(Tadi sore, q nulis ini di laptopnya mas Brinticz paz lagi ada pengajian+arisan+rapat pengurus alumni di Basecamp FASSAL. Keyboard2 itu tertekan oleh jemari ketika dendam itu mulai luntur dari dekilnya)
Bertemu dengan berbagai macam manusia membuatku semakin yakin bahwa kebahagiaanku tengah berada di sekelilingku. Mereka menyambut diriku dan itu membuatku yakin ada cinta yang menginginkan kaki mereka tak beranjak dari tempat dimana aku berada saat itu. Dan itu aku artikan: mereka menerimaku.
Allah, thanks a lot…
Masih ada cinta yang mendampingiku sehingga aku masih bisa bertahan meski syahriah asramaku nunggak lima bulan *tentunya aku harus beli –ato seenggaknya punya- label TANPA KEMALUAN (baca: tanpa rasa malu) yang menempel di jidatku*; meski ada banyak konflik *lebih tepatnya cek-cok positif* yang masih belum bisa ku taklukkan dengan cara pikir dewasa; meski aku harus dibayang2i pemilihan kata2: milih bapak ato ibu, seandainya mereka positif menandatangani surat “antireparasi edisi terakhir”; dan meski2 yang lainnya.
Tapi…
Aku yakin aku bisa menghadapinya.

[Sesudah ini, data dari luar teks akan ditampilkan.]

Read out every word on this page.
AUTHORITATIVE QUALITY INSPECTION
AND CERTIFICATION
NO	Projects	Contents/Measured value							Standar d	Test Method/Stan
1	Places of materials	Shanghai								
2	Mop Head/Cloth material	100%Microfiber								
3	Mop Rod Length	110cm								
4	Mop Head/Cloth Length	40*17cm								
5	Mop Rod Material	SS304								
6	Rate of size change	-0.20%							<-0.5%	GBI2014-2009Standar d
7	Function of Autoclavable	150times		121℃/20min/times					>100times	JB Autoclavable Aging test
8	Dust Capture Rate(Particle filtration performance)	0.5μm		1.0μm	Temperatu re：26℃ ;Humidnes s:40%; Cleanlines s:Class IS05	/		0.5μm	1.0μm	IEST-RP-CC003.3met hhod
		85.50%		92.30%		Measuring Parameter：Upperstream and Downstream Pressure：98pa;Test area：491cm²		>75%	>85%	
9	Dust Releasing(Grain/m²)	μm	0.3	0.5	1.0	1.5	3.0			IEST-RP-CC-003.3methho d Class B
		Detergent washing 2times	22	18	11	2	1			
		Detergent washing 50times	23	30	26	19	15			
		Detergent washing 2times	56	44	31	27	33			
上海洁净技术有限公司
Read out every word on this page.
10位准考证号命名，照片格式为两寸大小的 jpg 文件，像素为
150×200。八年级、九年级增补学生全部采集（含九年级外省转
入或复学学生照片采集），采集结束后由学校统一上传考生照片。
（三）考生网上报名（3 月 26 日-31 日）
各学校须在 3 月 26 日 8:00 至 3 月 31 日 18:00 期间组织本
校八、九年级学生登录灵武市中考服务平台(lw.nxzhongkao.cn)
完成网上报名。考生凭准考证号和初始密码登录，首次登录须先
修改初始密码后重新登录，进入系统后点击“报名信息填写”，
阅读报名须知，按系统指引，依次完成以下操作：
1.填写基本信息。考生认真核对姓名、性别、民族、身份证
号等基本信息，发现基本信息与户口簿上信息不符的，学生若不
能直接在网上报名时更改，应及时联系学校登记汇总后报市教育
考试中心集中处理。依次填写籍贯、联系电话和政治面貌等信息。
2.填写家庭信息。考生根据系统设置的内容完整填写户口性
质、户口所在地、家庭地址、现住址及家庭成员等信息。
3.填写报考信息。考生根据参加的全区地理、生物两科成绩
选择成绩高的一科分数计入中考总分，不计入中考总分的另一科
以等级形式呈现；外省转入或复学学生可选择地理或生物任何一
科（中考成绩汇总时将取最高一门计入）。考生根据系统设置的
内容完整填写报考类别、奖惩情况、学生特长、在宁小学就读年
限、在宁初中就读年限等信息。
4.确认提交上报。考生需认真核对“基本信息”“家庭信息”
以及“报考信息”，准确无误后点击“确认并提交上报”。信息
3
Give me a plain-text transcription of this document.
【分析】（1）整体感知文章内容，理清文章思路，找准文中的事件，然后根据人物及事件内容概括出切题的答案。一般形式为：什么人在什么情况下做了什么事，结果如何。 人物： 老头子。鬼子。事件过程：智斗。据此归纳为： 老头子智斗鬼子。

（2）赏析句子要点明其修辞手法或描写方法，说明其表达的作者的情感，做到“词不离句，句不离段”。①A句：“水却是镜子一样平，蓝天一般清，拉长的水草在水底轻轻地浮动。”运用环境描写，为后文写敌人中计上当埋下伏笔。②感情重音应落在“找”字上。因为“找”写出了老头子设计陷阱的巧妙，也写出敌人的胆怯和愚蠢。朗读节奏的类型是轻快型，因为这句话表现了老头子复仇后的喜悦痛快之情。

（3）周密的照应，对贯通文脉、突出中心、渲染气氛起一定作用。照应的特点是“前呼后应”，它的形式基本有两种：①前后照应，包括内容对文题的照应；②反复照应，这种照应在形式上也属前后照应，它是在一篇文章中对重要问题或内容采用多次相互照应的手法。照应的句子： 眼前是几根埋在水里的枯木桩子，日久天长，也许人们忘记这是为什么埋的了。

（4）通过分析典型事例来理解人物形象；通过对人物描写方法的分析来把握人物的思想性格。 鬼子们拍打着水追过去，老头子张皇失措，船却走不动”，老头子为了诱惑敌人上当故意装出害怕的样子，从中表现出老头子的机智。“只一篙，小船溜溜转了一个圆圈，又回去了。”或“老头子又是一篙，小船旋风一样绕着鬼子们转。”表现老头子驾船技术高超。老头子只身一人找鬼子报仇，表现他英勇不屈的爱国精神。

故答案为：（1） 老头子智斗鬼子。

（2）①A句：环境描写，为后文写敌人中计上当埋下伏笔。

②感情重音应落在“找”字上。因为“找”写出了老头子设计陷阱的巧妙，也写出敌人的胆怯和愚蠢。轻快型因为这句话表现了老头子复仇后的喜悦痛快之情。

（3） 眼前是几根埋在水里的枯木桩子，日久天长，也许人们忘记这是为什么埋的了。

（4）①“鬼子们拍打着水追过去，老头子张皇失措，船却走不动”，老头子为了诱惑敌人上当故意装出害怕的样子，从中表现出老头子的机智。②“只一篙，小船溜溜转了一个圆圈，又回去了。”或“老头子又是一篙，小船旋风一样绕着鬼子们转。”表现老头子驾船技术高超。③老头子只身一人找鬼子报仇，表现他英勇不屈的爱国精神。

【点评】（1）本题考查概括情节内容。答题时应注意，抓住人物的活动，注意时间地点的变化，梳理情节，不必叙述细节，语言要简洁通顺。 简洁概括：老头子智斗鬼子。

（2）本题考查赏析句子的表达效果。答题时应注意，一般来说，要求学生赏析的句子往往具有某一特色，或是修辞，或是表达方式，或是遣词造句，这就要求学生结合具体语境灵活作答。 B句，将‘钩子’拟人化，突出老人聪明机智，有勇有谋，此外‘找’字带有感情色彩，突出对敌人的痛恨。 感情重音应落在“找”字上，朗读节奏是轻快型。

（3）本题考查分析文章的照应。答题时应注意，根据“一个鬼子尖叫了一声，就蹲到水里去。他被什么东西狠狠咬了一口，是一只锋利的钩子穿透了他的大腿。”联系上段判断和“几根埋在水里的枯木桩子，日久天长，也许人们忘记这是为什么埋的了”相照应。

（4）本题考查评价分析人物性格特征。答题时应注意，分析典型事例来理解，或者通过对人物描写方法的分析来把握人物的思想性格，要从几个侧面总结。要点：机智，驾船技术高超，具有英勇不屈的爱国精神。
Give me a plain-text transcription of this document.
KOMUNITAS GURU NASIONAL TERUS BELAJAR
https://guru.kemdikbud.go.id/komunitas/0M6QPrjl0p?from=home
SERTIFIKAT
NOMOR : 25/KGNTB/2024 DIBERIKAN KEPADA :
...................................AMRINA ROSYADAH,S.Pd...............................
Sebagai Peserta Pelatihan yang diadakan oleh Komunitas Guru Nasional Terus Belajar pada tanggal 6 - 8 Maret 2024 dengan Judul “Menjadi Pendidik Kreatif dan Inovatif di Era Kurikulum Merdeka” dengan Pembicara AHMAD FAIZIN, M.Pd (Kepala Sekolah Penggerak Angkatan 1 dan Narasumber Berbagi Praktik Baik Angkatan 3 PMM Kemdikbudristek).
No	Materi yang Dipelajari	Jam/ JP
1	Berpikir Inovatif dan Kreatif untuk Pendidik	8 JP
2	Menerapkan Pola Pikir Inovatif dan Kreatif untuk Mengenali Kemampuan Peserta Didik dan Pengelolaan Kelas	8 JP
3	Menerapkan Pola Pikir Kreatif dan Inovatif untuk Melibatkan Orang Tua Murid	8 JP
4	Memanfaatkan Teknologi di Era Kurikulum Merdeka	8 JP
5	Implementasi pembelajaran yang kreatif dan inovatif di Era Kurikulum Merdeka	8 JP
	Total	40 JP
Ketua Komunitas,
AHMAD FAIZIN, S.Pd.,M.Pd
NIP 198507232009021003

Bukankah segala sesuatu yang gak bisa ditolak kehadirannya secara ikhlas gak ikhlas, seneng gak seneng, marah gak marah, melek gak melek, itu semua memang harus dihadapi? Tul gak? *jawab iya dong!* Pikirku, selama aku masih mengayuh sepeda kehidupan, maka roda takdir juga akan ikut berputar, entah itu dengan kondisi ban yang masih baru dan awet atopun dengan kondisi ban yang udah aus dan minta diopname di bengkel religi. Selama aku hidup dan menjalani kehidupan dengan pengendali darahku adalah Allah, maka bukan ide yang bagus jika aku menolak pemberianNya. Disadari ato nggak, kecewa, bahagia *misal: habis ditraktir bakso 32 hari sebulan*, sakit hati *bisa karena pacar, bisa juga karena nasi goreng buat sarapan ditumpahi es teh secara gak sengaja oleh musuh kita*, dimarahi, ditolak tao ditembak *awas pelurunya bajakan&gak dapet izin dari pemilik hak ciptanya!* juga termasuk pemberianNya.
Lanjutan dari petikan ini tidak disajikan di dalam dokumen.